Recently I found out how to write a script in python that accesses a webpage that requires basic http authentication. You know, when you try to go to a webpage with your browser and a username and password screen pops up. Well to download one of these webpages with a script you have to provide the username and password in the http headers of the request.
Here's how I did it in Python:
import urllib2
auth_handler = urllib2.HTTPBasicAuthHandler()
auth_handler.add_password("Realm here", "host", "username", "password")
opener = urllib2.build_opener(auth_handler)
handle = opener.open("URL you want to download")
file = handle.read()
This is very similar to the authentication example using urllib2
given in the Python Library Reference.
Here's
code in PHP that seems to do this.
Here's a description of how urllib2 works. This is taken out of the urllib2.
_doc_ variable:
urllib2
An extensible library for opening URLs using a variety of protocols.
The simplest way to use this module is to call the urlopen function, which accepts a string containing a URL or a Request object (described below). It opens the URL and returns the results as file-like object; the returned object has some extra methods described below.
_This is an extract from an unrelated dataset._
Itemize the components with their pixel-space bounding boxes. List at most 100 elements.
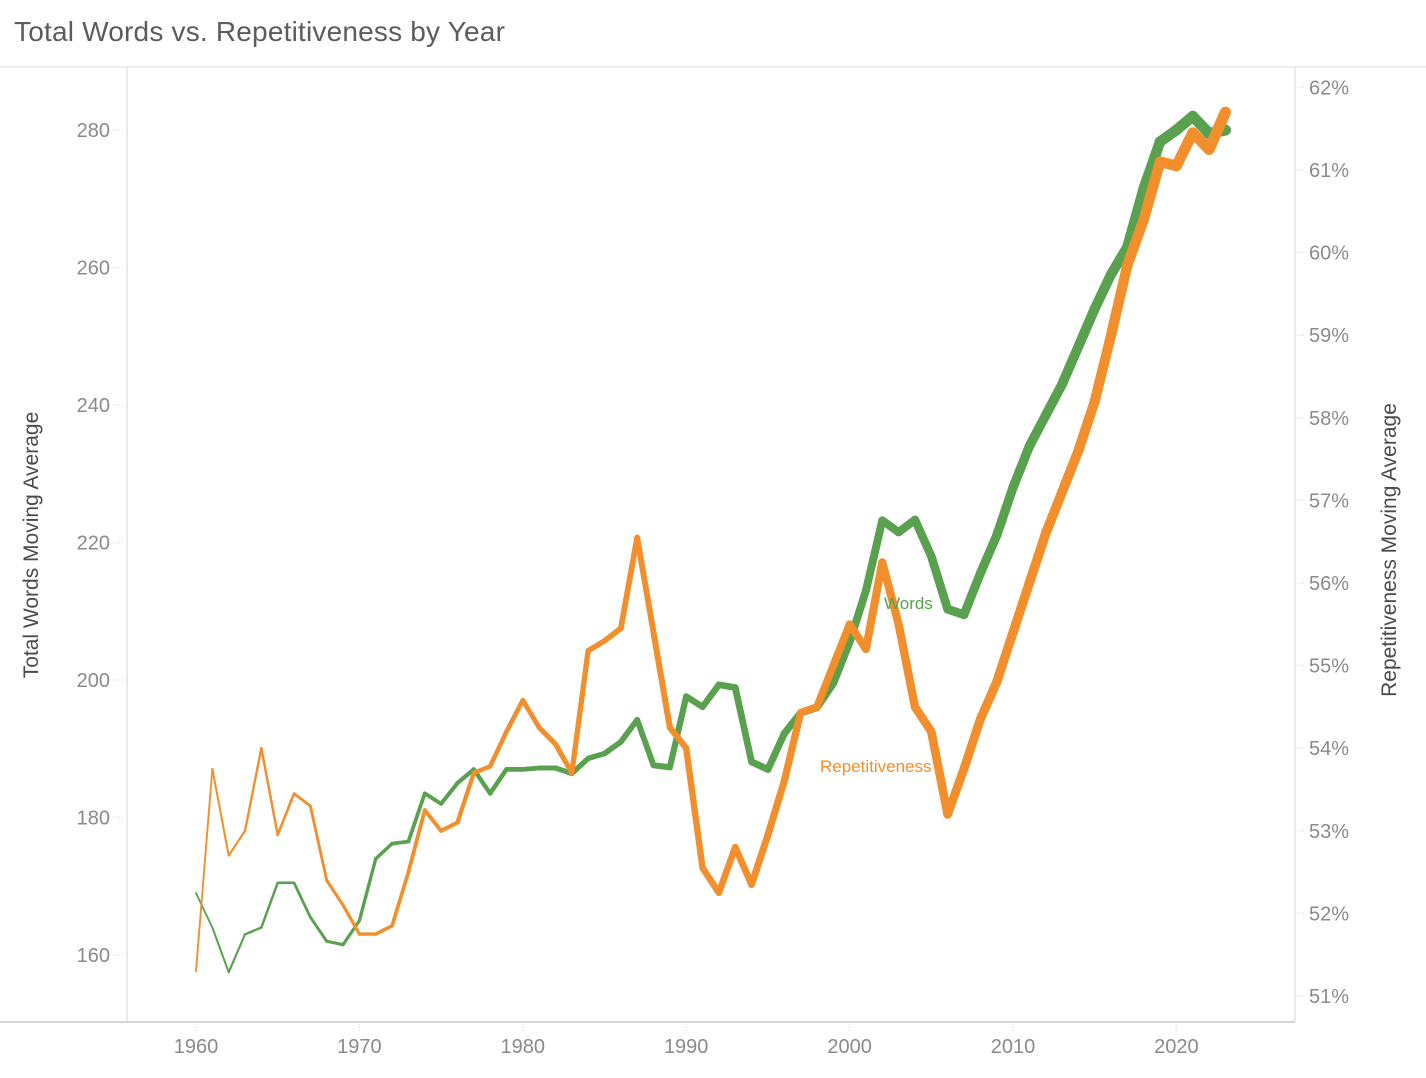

The OpenerDirector manages a collection of Handler objects that do all the actual work. Each Handler implements a particular protocol or option. The OpenerDirector is a composite object that invokes the Handlers needed to open the requested URL. For example, the HTTPHandler performs HTTP GET and POST requests and deals with non-error returns. The HTTPRedirectHandler automatically deals with HTTP 301, 302, 303 and 307 redirect errors, and the HTTPDigestAuthHandler deals with digest authentication.
urlopen(url, data=None) -- basic usage is that same as original urllib. pass the url and optionally data to post to an HTTP URL, and get a file-like object back. One difference is that you can also pass a Request instance instead of URL. Raises a URLError (subclass of IOError); for HTTP errors, raises an HTTPError, which can also be treated as a valid response.
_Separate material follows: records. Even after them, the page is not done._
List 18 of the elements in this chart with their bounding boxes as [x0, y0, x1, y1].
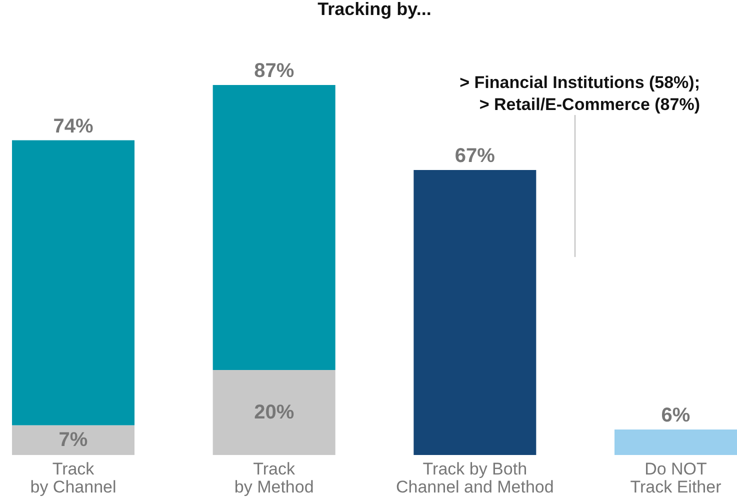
x-tick-label: Track by Both Channel and Method: [396, 460, 554, 496]
total-label: 67%: [454, 145, 496, 168]
x-tick-label: Do NOT Track Either: [630, 460, 722, 496]
total-label: 87%: [254, 60, 294, 82]
data-label: 7%: [58, 429, 88, 452]
total-label: 6%: [661, 404, 690, 426]
bar: [212, 85, 336, 370]
total-label: 74%: [53, 115, 94, 138]
bar: [414, 170, 536, 455]
bar: [212, 370, 336, 455]
bar: [12, 140, 135, 426]
bar: [12, 425, 135, 455]
x-tick-label: Track by Method: [234, 460, 314, 496]
chart-title: Tracking by...: [318, 0, 432, 19]
data-label: 20%: [254, 401, 294, 424]
x-tick-label: Track by Channel: [30, 460, 116, 496]
annotation: > Financial Institutions (58%); > Retail/E-Commerce (87%): [460, 73, 700, 114]
bar: [614, 429, 737, 455]
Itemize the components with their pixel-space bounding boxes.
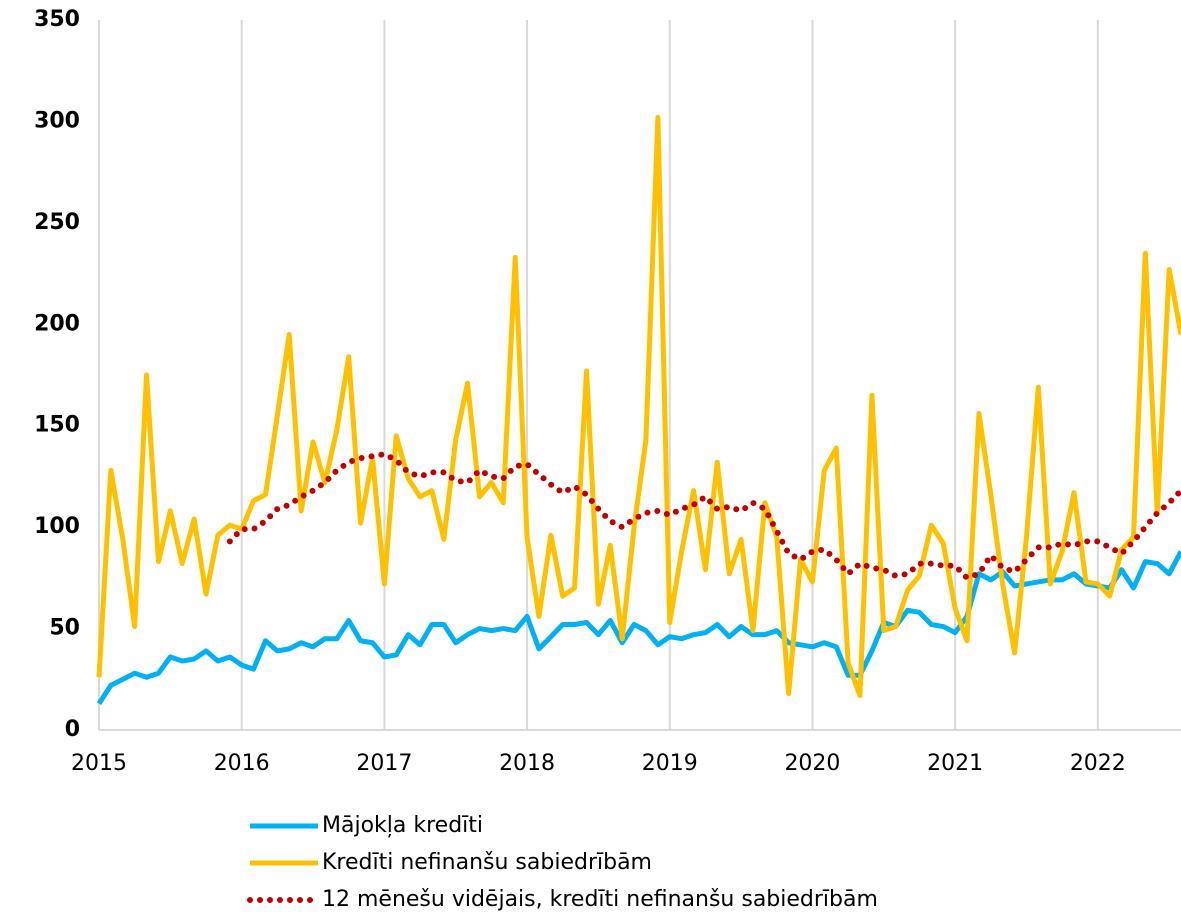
y-tick-label: 0 [65,717,80,742]
line-series [96,114,1181,699]
x-tick-label: 2018 [499,751,555,776]
x-tick-label: 2021 [927,751,983,776]
x-tick-label: 2022 [1070,751,1126,776]
line-series [226,450,1181,582]
x-tick-label: 2017 [356,751,412,776]
y-tick-label: 100 [34,514,80,539]
y-tick-label: 200 [34,311,80,336]
x-tick-label: 2015 [71,751,127,776]
x-tick-label: 2016 [214,751,270,776]
y-tick-label: 50 [49,616,80,641]
y-tick-label: 300 [34,108,80,133]
y-tick-label: 150 [34,413,80,438]
x-tick-label: 2020 [784,751,840,776]
y-tick-label: 250 [34,210,80,235]
y-tick-label: 350 [34,7,80,32]
legend-label: Mājokļa kredīti [322,813,483,838]
legend-label: Kredīti nefinanšu sabiedrībām [322,850,652,875]
x-tick-label: 2019 [642,751,698,776]
legend-label: 12 mēnešu vidējais, kredīti nefinanšu sa… [322,887,878,912]
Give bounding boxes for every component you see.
build_opener -- function that creates a new OpenerDirector instance. will install the default handlers. accepts one or more Handlers as arguments, either instances or Handler classes that it will instantiate. if one of the argument is a subclass of the default handler, the argument will be installed instead of the default.
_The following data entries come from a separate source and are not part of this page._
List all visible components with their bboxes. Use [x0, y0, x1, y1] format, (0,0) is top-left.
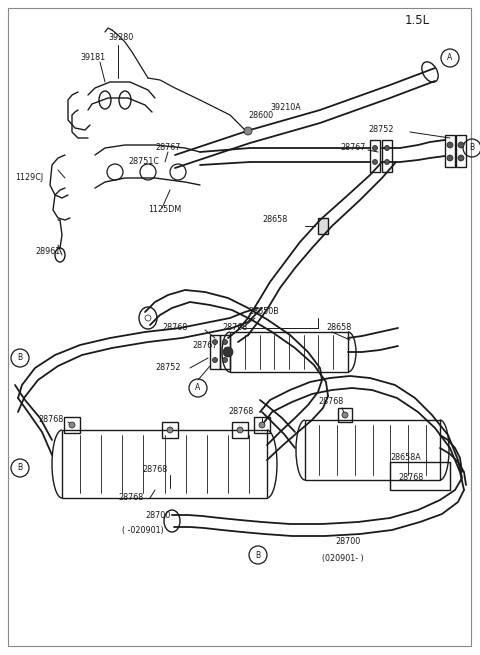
Circle shape — [213, 358, 217, 362]
Text: A: A — [447, 54, 453, 62]
Circle shape — [447, 142, 453, 148]
Text: ( -020901): ( -020901) — [122, 525, 164, 534]
Text: 28650B: 28650B — [248, 307, 279, 316]
Text: (020901- ): (020901- ) — [322, 553, 364, 563]
Text: 28767: 28767 — [192, 341, 217, 350]
Bar — [338, 408, 352, 422]
Text: B: B — [255, 550, 261, 559]
Text: 1129CJ: 1129CJ — [15, 174, 43, 183]
Text: 28752: 28752 — [155, 364, 180, 373]
Bar — [230, 332, 348, 372]
Circle shape — [447, 155, 453, 161]
Text: 39280: 39280 — [108, 33, 133, 43]
Text: 28768: 28768 — [398, 474, 423, 483]
Bar — [445, 135, 455, 167]
Circle shape — [244, 127, 252, 135]
Text: 28700: 28700 — [145, 510, 170, 519]
Text: B: B — [17, 354, 23, 362]
Bar — [390, 462, 450, 490]
Text: 28768: 28768 — [162, 324, 187, 333]
Circle shape — [342, 412, 348, 418]
Text: A: A — [195, 383, 201, 392]
Bar — [232, 422, 248, 438]
Text: 28658A: 28658A — [390, 453, 421, 462]
Circle shape — [384, 160, 389, 164]
Bar — [62, 430, 267, 498]
Circle shape — [213, 339, 217, 345]
Bar — [254, 417, 270, 433]
Text: 28600: 28600 — [248, 111, 273, 119]
Text: 28752: 28752 — [368, 126, 394, 134]
Text: 1.5L: 1.5L — [405, 14, 430, 26]
Text: 28768: 28768 — [318, 398, 343, 407]
Circle shape — [372, 145, 377, 151]
Circle shape — [259, 422, 265, 428]
Text: 28768: 28768 — [38, 415, 63, 424]
Circle shape — [237, 427, 243, 433]
Bar — [318, 218, 328, 234]
Text: 28767: 28767 — [340, 143, 365, 153]
Circle shape — [223, 339, 228, 345]
Circle shape — [223, 347, 233, 357]
Text: 39210A: 39210A — [270, 103, 301, 113]
Bar — [370, 140, 380, 172]
Circle shape — [167, 427, 173, 433]
Text: 28768: 28768 — [228, 407, 253, 417]
Circle shape — [145, 315, 151, 321]
Bar — [162, 422, 178, 438]
Text: 39181: 39181 — [80, 54, 105, 62]
Circle shape — [458, 142, 464, 148]
Text: 28768: 28768 — [222, 324, 247, 333]
Text: 28751C: 28751C — [128, 157, 159, 166]
Bar — [220, 335, 230, 369]
Circle shape — [69, 422, 75, 428]
Bar — [456, 135, 466, 167]
Text: B: B — [469, 143, 475, 153]
Circle shape — [223, 358, 228, 362]
Bar — [305, 420, 440, 480]
Text: B: B — [17, 464, 23, 472]
Text: 28768: 28768 — [118, 493, 143, 502]
Text: 28658: 28658 — [262, 215, 287, 225]
Circle shape — [458, 155, 464, 161]
Text: 1125DM: 1125DM — [148, 206, 181, 214]
Text: 28961: 28961 — [35, 248, 60, 257]
Text: 28767: 28767 — [155, 143, 180, 153]
Circle shape — [372, 160, 377, 164]
Text: 28658: 28658 — [326, 324, 351, 333]
Bar — [382, 140, 392, 172]
Text: 28700: 28700 — [335, 538, 360, 546]
Bar — [210, 335, 220, 369]
Text: 28768: 28768 — [142, 466, 167, 474]
Bar — [64, 417, 80, 433]
Circle shape — [384, 145, 389, 151]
install_opener -- installs a new opener as the default opener.
objects of interest:
OpenerDirector --
Request -- an object that encapsulates the state of a request. the state can be a simple as the URL. it can also include extra HTTP headers, e.g. a User-Agent.
BaseHandler --
exceptions:
URLError-- a subclass of IOError, individual protocols have their own specific subclass
HTTPError-- also a valid HTTP response, so you can treat an HTTP error as an exceptional event or valid response
internals:
BaseHandler and parent
_call_chain conventions
Example usage:
import urllib2
# set up authentication info
authinfo = urllib2.HTTPBasicAuthHandler()
authinfo.add_password('realm', 'host', 'username', 'password')
proxy_support = urllib2.ProxyHandler({"http" : "http://ahad-haam:3128"})
# build a new opener that adds authentication and caching FTP handlers
opener = urllib2.build_opener(proxy_support, authinfo, urllib2.CacheFTPHandler)
# install it
urllib2.install_opener(opener)
f = urllib2.urlopen('http://www.python.org/')